5.  Commonly included in the panoply constituting part of this enforcement scheme are: suits under §502(a)(1)(B) (authorizing an action to recover benefits, obtain a declaratory judgment that one is entitled to benefits, and to enjoin an improper refusal to pay benefits); suits under §§502(a)(2) and 409 (authorizing suit to seek removal of the fiduciary); and a claim for attorney’s fees under §502(g). See Russell, 473 U.S., at 146—147; Pilot Life Ins. Co. v. Dedeaux, 481 U.S. 41, 53 (1987).

6.  The Court of Appeals concluded that §4—10 is saved from pre-emption because it is a law that “regulates insurance,” and that it does not conflict with the exclusive enforcement mechanism of §502 because §4—10’s independent review mechanism is a state-mandated contractual term of the sort that survived ERISA pre-emption in UNUM Life Ins. Co. of America v. Ward, 526 U.S. 358, 375—376 (1999). In the Court of Appeals’ view, the independent review provision, like any other mandatory contract term, can be enforced through an action brought under §502(a) of ERISA, 29 U.S. C. §1132(a), pursuant to state law. 230 F.3d, at 972.

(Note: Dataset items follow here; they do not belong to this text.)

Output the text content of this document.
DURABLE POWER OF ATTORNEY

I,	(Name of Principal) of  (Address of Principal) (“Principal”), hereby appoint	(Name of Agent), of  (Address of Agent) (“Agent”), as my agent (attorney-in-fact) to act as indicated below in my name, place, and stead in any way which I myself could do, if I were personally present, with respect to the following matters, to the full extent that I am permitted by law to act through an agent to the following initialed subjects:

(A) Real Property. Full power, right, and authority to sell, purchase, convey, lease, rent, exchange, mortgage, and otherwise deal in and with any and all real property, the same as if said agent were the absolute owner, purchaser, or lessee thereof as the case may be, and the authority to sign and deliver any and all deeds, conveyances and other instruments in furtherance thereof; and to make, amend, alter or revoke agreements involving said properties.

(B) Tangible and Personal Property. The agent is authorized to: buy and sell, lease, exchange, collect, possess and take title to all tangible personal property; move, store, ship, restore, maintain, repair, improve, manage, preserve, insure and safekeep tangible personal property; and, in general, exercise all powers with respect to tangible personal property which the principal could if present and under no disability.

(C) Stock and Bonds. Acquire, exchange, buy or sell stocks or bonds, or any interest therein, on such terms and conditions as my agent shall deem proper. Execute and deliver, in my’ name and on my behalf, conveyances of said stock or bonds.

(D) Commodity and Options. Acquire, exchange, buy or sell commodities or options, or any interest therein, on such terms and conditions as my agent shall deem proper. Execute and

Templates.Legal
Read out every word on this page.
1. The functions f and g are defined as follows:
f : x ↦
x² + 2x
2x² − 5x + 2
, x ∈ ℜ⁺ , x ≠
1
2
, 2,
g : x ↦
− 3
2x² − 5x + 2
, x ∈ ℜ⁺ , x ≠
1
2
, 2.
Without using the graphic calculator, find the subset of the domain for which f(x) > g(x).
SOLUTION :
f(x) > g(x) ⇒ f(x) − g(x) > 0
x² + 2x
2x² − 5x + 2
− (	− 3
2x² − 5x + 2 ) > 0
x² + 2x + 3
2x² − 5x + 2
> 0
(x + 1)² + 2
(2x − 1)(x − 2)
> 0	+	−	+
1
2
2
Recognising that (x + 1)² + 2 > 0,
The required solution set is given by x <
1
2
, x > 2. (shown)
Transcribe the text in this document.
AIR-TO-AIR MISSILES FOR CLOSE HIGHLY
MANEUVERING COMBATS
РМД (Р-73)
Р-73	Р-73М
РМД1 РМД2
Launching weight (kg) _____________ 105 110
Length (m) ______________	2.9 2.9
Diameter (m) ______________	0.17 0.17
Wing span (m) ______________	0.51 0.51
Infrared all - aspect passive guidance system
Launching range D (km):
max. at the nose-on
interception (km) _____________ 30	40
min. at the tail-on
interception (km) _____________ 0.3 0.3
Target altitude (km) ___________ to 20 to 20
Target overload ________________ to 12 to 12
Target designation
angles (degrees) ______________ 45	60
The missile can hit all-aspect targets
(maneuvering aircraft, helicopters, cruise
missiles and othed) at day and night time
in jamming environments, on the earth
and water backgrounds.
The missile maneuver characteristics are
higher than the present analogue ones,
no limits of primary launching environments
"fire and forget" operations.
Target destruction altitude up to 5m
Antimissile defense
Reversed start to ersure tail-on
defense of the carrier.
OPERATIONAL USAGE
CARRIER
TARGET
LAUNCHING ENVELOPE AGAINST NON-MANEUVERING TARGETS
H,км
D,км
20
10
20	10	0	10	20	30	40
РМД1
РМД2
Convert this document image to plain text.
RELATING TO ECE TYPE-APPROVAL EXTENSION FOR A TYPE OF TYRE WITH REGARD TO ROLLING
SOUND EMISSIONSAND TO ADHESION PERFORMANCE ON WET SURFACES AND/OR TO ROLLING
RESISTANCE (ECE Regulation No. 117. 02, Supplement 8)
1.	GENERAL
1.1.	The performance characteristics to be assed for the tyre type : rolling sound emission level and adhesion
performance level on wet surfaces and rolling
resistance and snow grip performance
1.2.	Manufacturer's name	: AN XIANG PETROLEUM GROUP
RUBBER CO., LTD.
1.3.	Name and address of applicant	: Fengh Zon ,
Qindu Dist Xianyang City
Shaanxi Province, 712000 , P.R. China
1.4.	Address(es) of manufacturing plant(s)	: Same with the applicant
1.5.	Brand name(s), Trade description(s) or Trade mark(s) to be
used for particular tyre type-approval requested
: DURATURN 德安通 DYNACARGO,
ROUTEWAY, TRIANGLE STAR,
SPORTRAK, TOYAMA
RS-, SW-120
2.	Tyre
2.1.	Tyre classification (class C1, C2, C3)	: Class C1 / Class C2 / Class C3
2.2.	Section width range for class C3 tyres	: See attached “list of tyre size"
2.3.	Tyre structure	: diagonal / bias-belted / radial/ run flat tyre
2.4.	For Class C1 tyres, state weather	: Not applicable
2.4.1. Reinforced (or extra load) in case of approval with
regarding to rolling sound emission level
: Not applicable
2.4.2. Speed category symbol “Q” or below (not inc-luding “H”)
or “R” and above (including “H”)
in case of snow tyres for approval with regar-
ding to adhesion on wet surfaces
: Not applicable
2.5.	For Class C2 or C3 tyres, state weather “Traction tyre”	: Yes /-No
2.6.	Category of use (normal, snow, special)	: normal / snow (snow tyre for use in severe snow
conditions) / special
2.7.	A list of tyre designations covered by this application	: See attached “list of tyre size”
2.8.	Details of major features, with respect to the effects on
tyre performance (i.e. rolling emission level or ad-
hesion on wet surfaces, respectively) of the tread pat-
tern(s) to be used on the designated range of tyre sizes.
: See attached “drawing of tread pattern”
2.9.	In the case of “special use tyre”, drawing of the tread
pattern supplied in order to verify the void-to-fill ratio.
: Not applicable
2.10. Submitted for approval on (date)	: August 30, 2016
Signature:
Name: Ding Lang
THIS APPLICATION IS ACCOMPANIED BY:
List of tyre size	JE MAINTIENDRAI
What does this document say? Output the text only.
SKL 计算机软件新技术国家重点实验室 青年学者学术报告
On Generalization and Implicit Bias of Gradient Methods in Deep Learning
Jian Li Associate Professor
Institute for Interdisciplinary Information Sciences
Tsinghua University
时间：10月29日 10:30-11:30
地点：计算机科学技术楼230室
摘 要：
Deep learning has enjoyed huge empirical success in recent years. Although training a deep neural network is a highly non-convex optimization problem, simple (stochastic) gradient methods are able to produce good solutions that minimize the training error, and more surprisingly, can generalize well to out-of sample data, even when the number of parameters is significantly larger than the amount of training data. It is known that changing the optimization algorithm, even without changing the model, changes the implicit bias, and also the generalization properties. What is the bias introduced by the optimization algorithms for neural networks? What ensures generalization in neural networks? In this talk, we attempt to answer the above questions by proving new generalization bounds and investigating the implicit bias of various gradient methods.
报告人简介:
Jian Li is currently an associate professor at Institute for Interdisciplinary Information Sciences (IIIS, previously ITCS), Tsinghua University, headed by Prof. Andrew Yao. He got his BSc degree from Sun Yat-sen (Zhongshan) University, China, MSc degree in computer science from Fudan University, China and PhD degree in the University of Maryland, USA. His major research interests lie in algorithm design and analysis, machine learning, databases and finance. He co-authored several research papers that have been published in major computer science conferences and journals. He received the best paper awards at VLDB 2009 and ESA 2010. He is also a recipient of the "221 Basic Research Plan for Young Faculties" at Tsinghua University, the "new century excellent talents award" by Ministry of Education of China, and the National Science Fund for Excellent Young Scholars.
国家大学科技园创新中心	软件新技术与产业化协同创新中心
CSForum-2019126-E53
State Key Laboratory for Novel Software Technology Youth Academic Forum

7.  I also disagree with the Court’s suggestion that, following Pegram v. Herdrich, 530 U.S. 211 (2000), HMOs are exempted from ERISA whenever a coverage or reimbursement decision relies in any respect on medical judgment. Ante, at 26, 30, n. 17. Pegram decided the limited question whether relief was available under §1109 for claims of fiduciary breach against HMOs based on its physicians’ medical decisions. Quite sensibly, in my view, that question was answered in the negative because otherwise, “for all practical purposes, every claim of fiduciary breach by an HMO physician making a mixed decision would boil down to a malpractice claim, and the fiduciary standard would be nothing but the malpractice standard traditionally applied in actions against physicians.” 530 U.S., at 235.

8.  The Court suggests that a state law’s impact on cost is not relevant after New York State Conference of Blue Cross & Blue Shield Plans v. Travelers Ins. Co., 514 U.S. 645, 662 (1995), which holds that a state law providing for surcharges on hospital rates did not, based solely on their indirect economic effect, “bear the requisite ‘connection with’ ERISA plans to trigger pre-emption.” But Travelers addressed only the question whether a state law “relates to” an ERISA plan so as to fall within §514(a)’s broad preemptive scope in the first place and is not relevant to the inquiry here. The Court holds that “[i]t is beyond serious dispute,” ante, at 7—8, that §4—10 does “relate to” an ERISA plan; §4—10’s economic effects are necessarily relevant to the extent that they upset the object of §1132(a). See Ingersoll-Rand Co. v. McClendon, 498 U.S. 133, 142 (1990) (“Section 514(a) was intended to ensure that plans and plan sponsors would be subject to a uniform body of benefits law; the goal was to minimize the administrative and financial burden of complying with conflicting directives among States or between States and the Federal Government. Otherwise, the inefficiencies created could work to the detriment of plan beneficiaries”).

9.  The Court isolates the “plan” from the HMO and then concludes that the independent review provision “does not threaten the object of 29 U.S.C. § 1132” because it does not affect the plan, but only the HMO. Ante, at 24, n. 11. To my knowledge such a distinction is novel. Cf. Pegram, 530 U.S., at 223 (recognizing that the agreement between an HMO and an employer may provide elements of a plan by setting out the rules under which care is provided). Its application is particularly novel here, where the Court appears to view the HMO as the plan administrator, leaving one to wonder how the myriad state independent review procedures can help but have an impact on plan administration. Ante, at 5—6, n. 3.